(330e) Optimization of Cooling Crystallization of an Active Pharmaceutical Ingredient Undergoing Degradation

Authors: 
Pal, K., Purdue University
Nagy, Z. K., Purdue University
Crystallization is one of the most important unit operations in pharmaceutical manufacturing. Crystallization is the “missing link” between Drug substance and Drug product design and thereby is very important to the successful operation of downstream unit operations. The most important performance indicators of any crystallization process are the process yield and the end-of-batch mean particle size. Frequently Active Pharmaceutical Ingredients(APIs) degrade at higher temperatures due to various reasons viz. solvolysis, etc. This leads to loss of process yield since the crystallization process needs to be carried out from a lower starting temperature. Sometimes degradation of APIs can be so problematic that cooling crystallization has to be discarded as a crystallization strategy and alternate crystallization strategies viz. Anti-solvent crystallization, etc need to be considered.
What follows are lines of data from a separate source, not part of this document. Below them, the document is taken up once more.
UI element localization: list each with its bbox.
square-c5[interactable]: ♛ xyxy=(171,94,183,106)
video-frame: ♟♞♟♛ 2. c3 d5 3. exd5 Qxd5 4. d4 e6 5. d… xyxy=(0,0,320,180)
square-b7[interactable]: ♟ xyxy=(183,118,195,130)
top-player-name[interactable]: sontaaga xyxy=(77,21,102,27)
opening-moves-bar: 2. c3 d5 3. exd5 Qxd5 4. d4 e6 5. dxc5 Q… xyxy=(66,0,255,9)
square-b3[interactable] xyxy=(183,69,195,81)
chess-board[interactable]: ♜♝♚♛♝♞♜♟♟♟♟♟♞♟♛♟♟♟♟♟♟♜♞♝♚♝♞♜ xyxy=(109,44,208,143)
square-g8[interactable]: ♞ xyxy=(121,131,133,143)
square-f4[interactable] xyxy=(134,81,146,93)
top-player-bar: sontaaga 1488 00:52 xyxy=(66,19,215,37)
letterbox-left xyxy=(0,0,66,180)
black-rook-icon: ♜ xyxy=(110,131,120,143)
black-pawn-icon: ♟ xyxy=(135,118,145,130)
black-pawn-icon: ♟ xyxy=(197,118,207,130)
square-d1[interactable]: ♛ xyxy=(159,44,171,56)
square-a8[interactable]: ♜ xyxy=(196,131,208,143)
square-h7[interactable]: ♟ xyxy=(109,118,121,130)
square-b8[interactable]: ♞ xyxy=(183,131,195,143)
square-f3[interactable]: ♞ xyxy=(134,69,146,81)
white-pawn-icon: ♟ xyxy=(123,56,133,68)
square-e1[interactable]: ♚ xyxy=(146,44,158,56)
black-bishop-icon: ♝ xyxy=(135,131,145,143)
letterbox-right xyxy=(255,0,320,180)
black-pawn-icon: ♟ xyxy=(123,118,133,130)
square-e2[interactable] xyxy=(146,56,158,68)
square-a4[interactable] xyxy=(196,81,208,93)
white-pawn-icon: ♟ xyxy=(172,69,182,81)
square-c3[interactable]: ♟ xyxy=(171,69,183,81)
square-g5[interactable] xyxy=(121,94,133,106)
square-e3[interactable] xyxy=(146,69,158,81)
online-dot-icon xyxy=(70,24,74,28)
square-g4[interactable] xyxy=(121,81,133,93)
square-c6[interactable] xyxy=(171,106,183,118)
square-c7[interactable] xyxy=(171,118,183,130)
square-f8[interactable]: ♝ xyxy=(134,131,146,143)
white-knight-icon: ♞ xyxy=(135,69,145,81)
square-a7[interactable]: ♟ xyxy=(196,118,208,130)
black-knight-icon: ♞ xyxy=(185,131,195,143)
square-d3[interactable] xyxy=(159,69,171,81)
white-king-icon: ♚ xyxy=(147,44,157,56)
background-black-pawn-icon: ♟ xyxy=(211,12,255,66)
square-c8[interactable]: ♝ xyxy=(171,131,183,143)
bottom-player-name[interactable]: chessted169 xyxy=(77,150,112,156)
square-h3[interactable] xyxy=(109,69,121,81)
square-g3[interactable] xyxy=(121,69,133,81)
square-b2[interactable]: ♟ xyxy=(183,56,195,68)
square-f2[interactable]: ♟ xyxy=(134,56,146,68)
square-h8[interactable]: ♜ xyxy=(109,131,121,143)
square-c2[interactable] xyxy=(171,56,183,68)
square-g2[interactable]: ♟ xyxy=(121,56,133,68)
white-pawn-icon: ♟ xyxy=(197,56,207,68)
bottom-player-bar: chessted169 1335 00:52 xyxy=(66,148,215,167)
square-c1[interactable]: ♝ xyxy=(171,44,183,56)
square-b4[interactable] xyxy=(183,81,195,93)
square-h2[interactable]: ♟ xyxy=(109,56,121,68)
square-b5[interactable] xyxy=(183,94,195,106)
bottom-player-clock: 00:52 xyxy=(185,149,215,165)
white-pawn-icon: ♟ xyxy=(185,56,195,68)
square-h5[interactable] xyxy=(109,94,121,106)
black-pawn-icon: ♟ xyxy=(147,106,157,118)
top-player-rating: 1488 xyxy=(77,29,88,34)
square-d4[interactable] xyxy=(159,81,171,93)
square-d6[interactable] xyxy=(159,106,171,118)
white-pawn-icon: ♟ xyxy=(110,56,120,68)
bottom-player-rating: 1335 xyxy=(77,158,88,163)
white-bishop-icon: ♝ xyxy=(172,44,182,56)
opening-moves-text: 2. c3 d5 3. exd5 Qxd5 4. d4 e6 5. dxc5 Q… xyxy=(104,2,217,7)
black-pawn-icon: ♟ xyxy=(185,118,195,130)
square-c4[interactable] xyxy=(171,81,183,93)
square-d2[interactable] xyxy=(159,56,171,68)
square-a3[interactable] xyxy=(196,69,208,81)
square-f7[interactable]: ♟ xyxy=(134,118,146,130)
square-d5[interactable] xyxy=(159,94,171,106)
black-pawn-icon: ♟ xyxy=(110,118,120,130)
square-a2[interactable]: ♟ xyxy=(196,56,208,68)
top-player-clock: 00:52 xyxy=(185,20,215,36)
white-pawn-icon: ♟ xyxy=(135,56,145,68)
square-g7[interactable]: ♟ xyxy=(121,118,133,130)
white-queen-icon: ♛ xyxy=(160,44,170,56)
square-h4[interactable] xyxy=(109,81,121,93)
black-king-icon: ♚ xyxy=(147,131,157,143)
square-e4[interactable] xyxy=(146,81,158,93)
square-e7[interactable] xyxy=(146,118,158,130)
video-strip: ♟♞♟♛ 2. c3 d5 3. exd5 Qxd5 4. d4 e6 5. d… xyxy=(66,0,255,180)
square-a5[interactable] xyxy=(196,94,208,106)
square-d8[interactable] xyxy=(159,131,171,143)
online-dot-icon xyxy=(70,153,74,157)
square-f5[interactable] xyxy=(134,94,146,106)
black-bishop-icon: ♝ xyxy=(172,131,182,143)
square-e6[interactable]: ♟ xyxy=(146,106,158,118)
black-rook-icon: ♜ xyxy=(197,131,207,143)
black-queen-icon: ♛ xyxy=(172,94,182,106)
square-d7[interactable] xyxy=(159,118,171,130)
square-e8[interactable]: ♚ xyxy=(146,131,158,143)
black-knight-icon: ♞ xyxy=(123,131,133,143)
Unseeded Cooling Crystallization processes typically follow a parabolic cooling profile where initially the system is nucleated very fast and then allowed to grow until the temperature is decreased sharply towards the end of the batch. In this work, the crystallization process has been modeled mathematically using population balance equations for an API undergoing degradation at high temperatures. The optimal cooling profile for the crystallization process has been obtained for different optimization objectives viz. Minimization of concentration of degraded product and Maximization of Mean Crystal Size at end of batch. It has been seen that the typical parabolic cooling profile is not always the optimal cooling profile when the API degrades and a completely counterintuitive optimal cooling profile results when the objective is to minimize the degraded product concentration. An online Ultra High Performance Liquid Chromatography was also used to monitor the concentrations of the API and the degraded impurities. It was seen that adsorption of the impurity on the crystal faces occurs for a particular class of cooling profiles. The process model was modified to account for the simultaneous degradation of API and adsorption of impurity and the parameters of the rate processes were estimated using the on-line measured concentrations.